One-size-fits-all Insurance

                                                                                               [Photo by Chor Sokunthea of the Khmer Times]
A new insurance law is being proposed for Cambodia where there currently is no required vehicle insurance.  The photo above suggests why insurance might be advisable.  An average of four to six people a day are killed in Cambodian traffic.

Under the new law–which probably will not be passed and implemented for at least five years–motorcycles would pay a premium of $17 per year, small cars $70, and large cars $80.  If there is an accident with injuries, there will be a payout of $580.  If there is a death, $3,000.  That’s about all that has been proposed so far and leaves many questions, for example, what if there is an accident with no injuries?  No payout?

Motorcycle Loads #232

Sometimes backwards is best.  When you’re carrying something really bulky on the back of a motorcycle sometimes the only way is for the rider to ride backwards with the load in her or his lap.  I had to do that once when I was carrying a new monitor in a big box to one of our offices.

These Are Not To Eat

Pets are not really common in Cambodia, at least not in the city, although many Westerners here seem to like cats–probably because expats may be alone here and want some kind of company and cats are relatively easy to keep.  At least the cats can generally be left at home all day by themselves and won’t frighten the lady who comes to clean the house.

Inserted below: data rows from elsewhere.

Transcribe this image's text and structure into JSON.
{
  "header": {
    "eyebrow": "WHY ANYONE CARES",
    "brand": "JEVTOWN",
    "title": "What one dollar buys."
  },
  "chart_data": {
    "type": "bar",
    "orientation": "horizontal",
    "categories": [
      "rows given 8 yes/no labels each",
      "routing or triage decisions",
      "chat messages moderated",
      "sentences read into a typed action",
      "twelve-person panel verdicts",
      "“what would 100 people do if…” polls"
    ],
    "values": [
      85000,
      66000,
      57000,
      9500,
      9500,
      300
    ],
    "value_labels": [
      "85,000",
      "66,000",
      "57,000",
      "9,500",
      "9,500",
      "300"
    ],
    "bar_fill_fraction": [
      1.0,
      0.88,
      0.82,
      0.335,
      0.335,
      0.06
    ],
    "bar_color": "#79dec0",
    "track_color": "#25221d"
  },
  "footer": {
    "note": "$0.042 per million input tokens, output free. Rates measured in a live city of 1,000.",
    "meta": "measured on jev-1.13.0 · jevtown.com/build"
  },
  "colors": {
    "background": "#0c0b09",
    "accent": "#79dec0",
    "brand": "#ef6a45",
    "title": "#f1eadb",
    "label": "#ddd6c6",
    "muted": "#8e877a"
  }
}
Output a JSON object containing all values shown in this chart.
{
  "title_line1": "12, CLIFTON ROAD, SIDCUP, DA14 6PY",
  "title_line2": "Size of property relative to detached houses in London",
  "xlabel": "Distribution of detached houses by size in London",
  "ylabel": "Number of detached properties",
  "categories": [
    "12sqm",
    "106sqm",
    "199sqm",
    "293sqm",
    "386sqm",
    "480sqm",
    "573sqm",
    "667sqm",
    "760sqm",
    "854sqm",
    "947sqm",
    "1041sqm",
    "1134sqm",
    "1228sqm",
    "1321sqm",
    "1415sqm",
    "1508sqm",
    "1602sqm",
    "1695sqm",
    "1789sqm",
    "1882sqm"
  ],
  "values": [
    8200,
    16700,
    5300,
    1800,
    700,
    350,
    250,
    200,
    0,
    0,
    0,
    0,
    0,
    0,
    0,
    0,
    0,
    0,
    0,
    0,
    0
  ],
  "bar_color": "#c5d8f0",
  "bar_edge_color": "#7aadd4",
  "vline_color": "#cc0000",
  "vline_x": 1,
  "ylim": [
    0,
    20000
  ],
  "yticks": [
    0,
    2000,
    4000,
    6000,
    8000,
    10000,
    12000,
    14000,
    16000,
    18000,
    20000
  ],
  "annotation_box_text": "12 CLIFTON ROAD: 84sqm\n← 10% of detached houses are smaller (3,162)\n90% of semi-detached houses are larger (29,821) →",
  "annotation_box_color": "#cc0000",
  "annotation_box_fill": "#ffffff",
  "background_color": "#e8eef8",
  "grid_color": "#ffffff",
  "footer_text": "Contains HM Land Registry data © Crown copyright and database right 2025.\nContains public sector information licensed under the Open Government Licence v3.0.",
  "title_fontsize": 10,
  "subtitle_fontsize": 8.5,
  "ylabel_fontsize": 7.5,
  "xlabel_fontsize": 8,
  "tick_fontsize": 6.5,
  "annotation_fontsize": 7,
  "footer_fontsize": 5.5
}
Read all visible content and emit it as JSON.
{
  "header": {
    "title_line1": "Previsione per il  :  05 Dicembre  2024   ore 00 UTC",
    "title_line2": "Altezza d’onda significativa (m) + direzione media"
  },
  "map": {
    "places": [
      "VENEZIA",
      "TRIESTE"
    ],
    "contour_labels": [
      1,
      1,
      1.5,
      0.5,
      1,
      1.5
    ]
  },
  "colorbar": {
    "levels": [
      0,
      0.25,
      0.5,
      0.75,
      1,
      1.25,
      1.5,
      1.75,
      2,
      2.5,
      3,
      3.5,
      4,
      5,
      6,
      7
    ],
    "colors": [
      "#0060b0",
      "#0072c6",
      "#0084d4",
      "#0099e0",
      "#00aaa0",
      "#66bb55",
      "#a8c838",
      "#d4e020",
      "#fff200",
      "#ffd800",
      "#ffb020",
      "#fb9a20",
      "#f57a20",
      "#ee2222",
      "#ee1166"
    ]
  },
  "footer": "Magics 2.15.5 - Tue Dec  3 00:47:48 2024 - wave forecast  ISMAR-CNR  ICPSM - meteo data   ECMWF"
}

There are a few shops, though, that sell fish for home aquariums.  Probably some of the same reasons apply for keeping fish–they are easy to keep and don’t frighten anyone–but they are also especially valued in Chinese culture and many, many people in Cambodia have Chinese heritage.

What’s He Selling?

There are many mysteries in the Kingdom of Wonder.  One of them for me is what kind of street food this guy is selling.  You see all sorts of things sold on the street, many of them foods that would not be street food in the U.S., like corn on the cob, but I’m not sure what this man is vending.  I can tell there is some shredded lettuce or similar vegetable and some other yellowish vegetable, but is that the main ingredient or just a garnish for something else?  And what is the mortar and pestle for?  He’s ladling some juice into the mortar but the end product is an unknown for me.

Remaining French Heritage

There isn’t a lot left in Cambodia to reflect the long colonization by the French.  French bread–baguettes–is surprisingly plentiful and popular on the streets, and all the doctors write prescriptions in French–which basically people don’t understand, but, hey, this is Cambodia, why should a patient understand what she is taking and why.  Around Phnom Penh there are still some beautiful remnants of French colonial architecture but many of them are disappearing fast.  This is one old French-era building that has been preserved as a reminder of bygone days.

Not Likely

A shirt with an image of Our Lady of Guadalupe on the back?  That’s not a common occurrence in Phnom Penh and it’s not likely that its owner is a Catholic–or even knows who Our Lady of Guadalupe is.  Phnom Penh is a T-shirt printing hub and there are all kinds of shirts with all kinds of slogans on them displayed here–some of the slogans just gibberish, some with extremely obscene language, some with political sentiments probably not held by the wearer, etc.  Many Phnom Penhers can’t read English so the shirts are chosen because they’re cheap and someone likes the design or the colors.

A Change in Diet

Life in the boonies, in Cambodia’s rural areas, and life in the cities is quite different in many ways.  Some of them are to be expected, e.g., not needing to be available every day in late afternoon to bring the cow back from the fields.  Other characteristics of city life are less obvious, e.g., eating more meat in the city.  Many of the rural population are really poor and just can’t afford meat.  If they do have it, it’s probably just a few times a week at larger meals.  But in the cities, these vendors are everywhere, and at meal times hundreds of them are grilling fish and chicken and beef and pork on the streets.  Buying meat for a family meal is a relatively expensive proposition.  Buying a kabob snack or even making a meal of meat for one person costs much less and might seem much more do-able for the passersby on the streets of Phnom Penh.